Stuart co-sponsored Senate Bill 189, which removes the statute of limitations on various sex crimes against children including sexual assault, aggravated criminal sexual assault, and predatory criminal sexual assault. The measure would allow law enforcement to bring charges at any time when survivors come forward or evidence is discovered.
Stuart’s efforts are necessary as survivors of rape and sexual abuse are often reluctant or unable to report the crime. According to the U.S. Department of Justice, nine out of 10 child sexual abuse victims are abused by someone close to them, and may be hesitant to report them. Disclosure of sexual abuse is often delayed; children often avoid telling because they are either afraid of a negative reaction from their parents or of being harmed by the abuser. This causes them to often delay disclosure until adulthood.
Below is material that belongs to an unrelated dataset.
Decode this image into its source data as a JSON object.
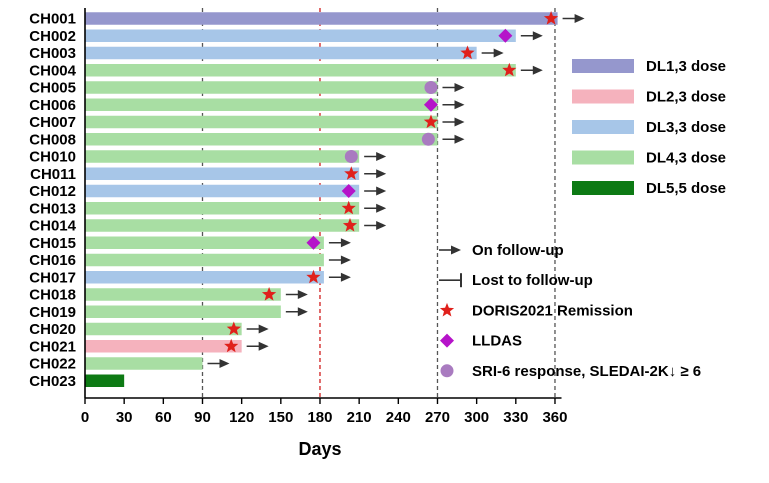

Hastert pled guilty to illegal bank withdrawals and lying to federal law enforcement agents in 2016. The illegal withdrawals were made to an individual as hush money payments to keep past sexual misconduct from going public, but Hastert could not be charged for the sex crimes themselves because the statute of limitations had expired.
“No one who abuses children should be able to walk away without punishment, especially if they get their freedom through a loophole in the law,” Stuart added. “This bill ensures that perpetrators who commit the most heinous crimes against children are held accountable.
The measure received bipartisan support in the House and Senate, and now awaits the governor’s signature before becoming law.